Nowadays, Liberals and African-Americans will respond to my argument by posing the tried and true empirical question: could the ancient Egyptians have sat in a caf in the Jim Crow American South? Surely, many could not; but so too not many Southern Italians. In keeping with the empirical approach, others will point out that Obama’s undeniable African-American looks are all that matter. If this were valid why has there such outcry among many African-Americans that top universities have been filling diversity quotas with first generation Africans and Afro-Carribeans? Surely, historical grievances in the U.S. are not redressed by flying an Ethiopian halfway across the world and handing him free ride to Princetonbut, curiously, this logic doesn’t apply to the Presidency.
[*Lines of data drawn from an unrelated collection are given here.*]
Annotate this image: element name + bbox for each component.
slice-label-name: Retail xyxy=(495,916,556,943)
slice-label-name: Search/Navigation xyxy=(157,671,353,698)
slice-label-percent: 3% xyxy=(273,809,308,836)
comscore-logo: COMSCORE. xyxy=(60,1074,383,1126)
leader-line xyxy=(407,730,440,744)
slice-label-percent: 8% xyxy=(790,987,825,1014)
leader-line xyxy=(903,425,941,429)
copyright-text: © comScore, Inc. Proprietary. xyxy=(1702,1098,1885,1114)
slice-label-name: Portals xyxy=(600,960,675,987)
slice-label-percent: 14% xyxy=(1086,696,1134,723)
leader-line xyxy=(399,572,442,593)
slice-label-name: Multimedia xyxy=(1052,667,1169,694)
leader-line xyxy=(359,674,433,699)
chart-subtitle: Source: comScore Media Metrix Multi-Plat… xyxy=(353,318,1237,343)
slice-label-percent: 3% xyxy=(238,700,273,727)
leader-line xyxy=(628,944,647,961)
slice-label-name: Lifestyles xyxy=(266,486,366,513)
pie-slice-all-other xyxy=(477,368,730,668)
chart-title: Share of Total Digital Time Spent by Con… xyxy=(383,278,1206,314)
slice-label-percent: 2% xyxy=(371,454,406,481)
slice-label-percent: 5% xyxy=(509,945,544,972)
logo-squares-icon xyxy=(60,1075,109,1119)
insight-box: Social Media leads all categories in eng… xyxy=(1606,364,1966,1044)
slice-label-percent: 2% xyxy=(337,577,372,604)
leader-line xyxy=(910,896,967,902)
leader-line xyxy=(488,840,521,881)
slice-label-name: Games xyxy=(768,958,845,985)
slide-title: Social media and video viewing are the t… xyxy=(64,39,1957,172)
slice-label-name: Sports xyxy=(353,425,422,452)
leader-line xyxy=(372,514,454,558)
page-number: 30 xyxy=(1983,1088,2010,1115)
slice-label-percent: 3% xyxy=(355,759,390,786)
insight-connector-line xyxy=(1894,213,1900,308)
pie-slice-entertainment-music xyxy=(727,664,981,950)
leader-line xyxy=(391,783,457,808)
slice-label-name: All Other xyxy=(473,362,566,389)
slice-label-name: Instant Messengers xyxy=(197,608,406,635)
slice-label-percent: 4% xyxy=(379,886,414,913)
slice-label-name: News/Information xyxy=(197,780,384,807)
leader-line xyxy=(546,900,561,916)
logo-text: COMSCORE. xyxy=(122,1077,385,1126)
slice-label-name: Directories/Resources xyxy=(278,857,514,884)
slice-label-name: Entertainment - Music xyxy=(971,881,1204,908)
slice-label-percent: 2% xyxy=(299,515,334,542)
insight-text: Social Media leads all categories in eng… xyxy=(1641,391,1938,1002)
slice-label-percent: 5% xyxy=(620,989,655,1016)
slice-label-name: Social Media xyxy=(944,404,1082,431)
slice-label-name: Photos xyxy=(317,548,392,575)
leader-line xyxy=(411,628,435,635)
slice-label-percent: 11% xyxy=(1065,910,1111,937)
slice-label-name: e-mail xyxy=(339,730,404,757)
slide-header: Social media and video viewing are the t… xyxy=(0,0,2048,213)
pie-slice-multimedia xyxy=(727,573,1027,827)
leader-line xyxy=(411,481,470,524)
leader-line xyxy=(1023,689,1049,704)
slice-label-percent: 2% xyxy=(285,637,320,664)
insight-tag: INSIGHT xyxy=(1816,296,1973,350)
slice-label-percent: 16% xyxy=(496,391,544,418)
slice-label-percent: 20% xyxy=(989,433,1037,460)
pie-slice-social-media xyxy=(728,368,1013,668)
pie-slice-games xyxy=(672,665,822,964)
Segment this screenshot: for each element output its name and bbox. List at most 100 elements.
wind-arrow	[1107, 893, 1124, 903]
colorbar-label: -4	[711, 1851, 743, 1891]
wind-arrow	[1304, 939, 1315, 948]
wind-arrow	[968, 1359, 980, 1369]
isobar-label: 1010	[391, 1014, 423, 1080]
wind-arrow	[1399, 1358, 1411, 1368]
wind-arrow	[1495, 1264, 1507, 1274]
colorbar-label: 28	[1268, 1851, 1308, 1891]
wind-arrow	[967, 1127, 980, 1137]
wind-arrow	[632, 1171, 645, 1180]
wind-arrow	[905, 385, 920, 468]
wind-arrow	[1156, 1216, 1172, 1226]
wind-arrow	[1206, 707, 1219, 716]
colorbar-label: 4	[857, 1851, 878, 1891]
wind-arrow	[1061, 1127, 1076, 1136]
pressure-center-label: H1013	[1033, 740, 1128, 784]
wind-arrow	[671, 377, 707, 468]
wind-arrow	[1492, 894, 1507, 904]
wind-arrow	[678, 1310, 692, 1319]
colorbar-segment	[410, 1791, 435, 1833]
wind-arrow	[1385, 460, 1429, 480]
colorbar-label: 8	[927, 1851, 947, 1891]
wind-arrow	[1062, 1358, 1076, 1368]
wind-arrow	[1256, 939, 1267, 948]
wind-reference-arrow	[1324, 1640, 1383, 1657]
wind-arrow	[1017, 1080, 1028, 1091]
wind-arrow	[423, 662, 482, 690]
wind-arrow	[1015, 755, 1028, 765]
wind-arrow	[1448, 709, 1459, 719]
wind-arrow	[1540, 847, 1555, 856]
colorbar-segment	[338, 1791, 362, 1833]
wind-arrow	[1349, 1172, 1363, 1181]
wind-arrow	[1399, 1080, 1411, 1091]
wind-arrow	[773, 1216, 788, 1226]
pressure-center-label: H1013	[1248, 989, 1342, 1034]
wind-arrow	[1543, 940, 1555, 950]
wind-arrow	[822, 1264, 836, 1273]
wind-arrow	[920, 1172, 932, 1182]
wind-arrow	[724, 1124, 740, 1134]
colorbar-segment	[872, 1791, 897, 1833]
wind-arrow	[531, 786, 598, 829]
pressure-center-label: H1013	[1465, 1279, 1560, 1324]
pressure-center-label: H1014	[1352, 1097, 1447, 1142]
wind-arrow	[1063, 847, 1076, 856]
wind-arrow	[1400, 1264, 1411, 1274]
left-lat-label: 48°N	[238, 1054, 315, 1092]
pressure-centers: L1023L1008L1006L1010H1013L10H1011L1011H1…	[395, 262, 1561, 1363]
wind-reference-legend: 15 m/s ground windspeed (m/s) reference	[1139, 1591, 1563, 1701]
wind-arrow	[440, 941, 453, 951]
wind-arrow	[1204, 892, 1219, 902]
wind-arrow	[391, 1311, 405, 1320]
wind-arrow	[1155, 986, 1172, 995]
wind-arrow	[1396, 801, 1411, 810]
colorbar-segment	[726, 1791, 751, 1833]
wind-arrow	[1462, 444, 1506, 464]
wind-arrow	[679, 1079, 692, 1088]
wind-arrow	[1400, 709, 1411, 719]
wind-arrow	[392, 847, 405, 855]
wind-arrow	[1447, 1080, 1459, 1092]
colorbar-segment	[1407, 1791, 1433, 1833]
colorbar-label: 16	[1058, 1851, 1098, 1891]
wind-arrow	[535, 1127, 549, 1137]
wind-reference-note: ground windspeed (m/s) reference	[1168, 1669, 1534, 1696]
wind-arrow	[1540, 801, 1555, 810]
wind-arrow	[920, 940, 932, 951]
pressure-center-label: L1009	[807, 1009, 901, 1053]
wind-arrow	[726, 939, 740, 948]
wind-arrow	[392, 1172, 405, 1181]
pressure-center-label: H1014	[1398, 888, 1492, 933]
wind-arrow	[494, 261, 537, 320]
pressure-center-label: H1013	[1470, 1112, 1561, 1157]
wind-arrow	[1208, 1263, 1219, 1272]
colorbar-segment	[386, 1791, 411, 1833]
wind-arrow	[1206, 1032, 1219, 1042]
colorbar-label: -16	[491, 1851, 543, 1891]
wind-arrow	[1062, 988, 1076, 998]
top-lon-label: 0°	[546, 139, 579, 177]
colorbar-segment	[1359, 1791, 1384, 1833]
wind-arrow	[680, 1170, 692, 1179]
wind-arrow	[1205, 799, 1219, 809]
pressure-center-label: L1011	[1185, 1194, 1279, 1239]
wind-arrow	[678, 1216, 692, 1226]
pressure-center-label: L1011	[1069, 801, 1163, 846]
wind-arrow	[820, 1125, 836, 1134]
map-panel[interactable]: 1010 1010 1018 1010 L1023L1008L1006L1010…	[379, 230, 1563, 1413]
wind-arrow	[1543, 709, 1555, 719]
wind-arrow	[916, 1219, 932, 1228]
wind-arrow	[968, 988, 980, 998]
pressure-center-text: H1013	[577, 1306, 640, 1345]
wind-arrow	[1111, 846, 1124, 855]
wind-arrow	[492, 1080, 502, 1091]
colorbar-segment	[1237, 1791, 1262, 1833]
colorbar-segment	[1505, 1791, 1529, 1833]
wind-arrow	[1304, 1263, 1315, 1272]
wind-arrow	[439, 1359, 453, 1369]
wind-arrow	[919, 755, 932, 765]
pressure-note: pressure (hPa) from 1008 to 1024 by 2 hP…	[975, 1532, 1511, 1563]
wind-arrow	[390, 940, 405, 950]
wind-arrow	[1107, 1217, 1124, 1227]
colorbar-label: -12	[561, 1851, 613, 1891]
So too, African-Americans and liberals will cynically claim that playing up Obama’s white ancestry is a political tool for Whites to only concede “half” the White House to African-Americans. But my point is that even half is too generous. The latter are truly represented in Michelle Obama - maiden name Robinson - truly the first African-American First Lady. But the President came from somewhere wholly different. He’s an outlier.
Make no mistake, I’m not denying the existence of Race as a collection of physical features shared by a given people originated from a specific geographic region. I’m just saying that ethnicity is much more exact as a determinant of affinity. African-Americans to my mind are now an ethnicity, descendents of a West African, American Indian and European diaspora incubated in the American South. By that standard, President Obama is an adopted son.
The paradox is that registering Obama’s Kenyan heritage at the expense of his self-constructed African-American identity would make his rise to the pinnacle of the world more remarkable. This fact is not lost on the reporters who visit Nyangoma-Kogelo and see the poverty and disenfranchisement of the Obama clan.